Copiado esse trecho, preciso fazer alguns comentários.

Pra começar, quero questionar essa ideia de que os homens “também” podem se interessar pelo feminismo. Tenho certeza que a Lola sabe que ser mulher não significa ter interesse automático por aquele conjunto de coisas que se entende como “emancipação feminina”, mas a premissa do texto não deixa isso claro. A leitura me fez remexer na cadeira porque parecia que bom, nem precisamos falar sobre como o feminismo é caro às mulheres, agora vamos aos homens.

O machismo é um sistema simbólico que não foi deliberadamente criado. Não houve um momento em que homens se opuseram a mulheres e submeteram elas, contra a sua vontade, e desde então elas vêm umas sendo submissas e outras reparando o quanto essa situação é horrorosa. Não é dualista, mas totalmente complexo e enraizado culturalmente. O feminismo, no entanto, se organizou em torno de mulheres, e vem sendo caracterizado como “luta feminina”. Se cria aí essa visão polarizada que é extremamente problemática.

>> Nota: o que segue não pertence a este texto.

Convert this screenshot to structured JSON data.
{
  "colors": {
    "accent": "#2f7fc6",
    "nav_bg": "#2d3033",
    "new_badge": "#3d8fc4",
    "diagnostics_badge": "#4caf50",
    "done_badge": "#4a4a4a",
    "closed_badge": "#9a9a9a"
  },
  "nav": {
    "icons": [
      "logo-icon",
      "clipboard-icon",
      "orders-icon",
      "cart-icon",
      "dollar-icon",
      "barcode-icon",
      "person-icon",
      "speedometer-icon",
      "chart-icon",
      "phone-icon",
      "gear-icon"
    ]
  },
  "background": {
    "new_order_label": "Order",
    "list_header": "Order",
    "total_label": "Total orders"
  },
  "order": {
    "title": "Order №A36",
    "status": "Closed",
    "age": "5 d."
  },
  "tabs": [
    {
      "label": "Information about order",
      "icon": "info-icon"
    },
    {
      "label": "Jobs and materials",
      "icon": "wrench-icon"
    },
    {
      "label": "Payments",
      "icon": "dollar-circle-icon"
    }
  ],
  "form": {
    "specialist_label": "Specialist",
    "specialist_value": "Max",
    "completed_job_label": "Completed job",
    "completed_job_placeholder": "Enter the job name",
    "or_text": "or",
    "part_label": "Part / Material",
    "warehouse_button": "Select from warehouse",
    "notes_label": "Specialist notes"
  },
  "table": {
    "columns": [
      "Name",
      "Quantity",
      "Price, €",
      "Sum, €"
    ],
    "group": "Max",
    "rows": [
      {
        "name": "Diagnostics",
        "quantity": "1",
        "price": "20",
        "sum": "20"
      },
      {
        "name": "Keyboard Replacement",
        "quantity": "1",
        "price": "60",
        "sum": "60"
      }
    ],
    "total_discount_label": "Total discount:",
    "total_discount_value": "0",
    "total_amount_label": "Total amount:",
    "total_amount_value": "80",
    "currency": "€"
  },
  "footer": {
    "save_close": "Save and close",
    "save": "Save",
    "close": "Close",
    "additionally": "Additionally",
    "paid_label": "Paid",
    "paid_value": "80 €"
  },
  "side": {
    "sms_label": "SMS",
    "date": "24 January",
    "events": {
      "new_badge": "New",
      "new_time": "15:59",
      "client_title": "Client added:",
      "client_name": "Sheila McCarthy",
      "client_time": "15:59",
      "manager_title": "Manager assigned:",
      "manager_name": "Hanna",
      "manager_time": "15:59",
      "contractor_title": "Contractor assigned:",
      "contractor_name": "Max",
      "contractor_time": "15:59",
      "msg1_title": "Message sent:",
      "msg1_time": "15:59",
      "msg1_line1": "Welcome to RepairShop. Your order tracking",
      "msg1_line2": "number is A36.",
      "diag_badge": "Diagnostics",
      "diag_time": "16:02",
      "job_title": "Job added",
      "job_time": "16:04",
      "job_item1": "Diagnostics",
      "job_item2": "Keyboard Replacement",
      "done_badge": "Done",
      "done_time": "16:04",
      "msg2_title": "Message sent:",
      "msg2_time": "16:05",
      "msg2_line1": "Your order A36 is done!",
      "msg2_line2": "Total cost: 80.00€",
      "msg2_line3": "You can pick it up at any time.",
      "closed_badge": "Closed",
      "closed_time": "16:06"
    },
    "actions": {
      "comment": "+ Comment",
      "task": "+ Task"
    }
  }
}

Quando um marido oprime a esposa de alguma forma não estamos falando de uma situação em que um homem dominador e possessivo violentou uma esposa submissa que, se pudesse, estaria numa relação diferenciada. A relação já se estruturou assim desde o começo porque os dois quiseram. Tanto o homem escolheu uma parceira-objeto quanto a mulher procurou um parceiro que a objetificasse, e essas escolhas foram condicionadas e impostas a eles desde que nasceram.

A sugestão de Lola é que homens esclarecidos falem sobre o momento da quebra, em que repararam que não é legal ter o sentimento de posse, desrespeitar as mulheres, sentir ciúme doentio e outras coisas mais. Que eles colaborem com relatos que possam ser lidos por machos chauvinistas, que quem sabe possam se sensibilizar.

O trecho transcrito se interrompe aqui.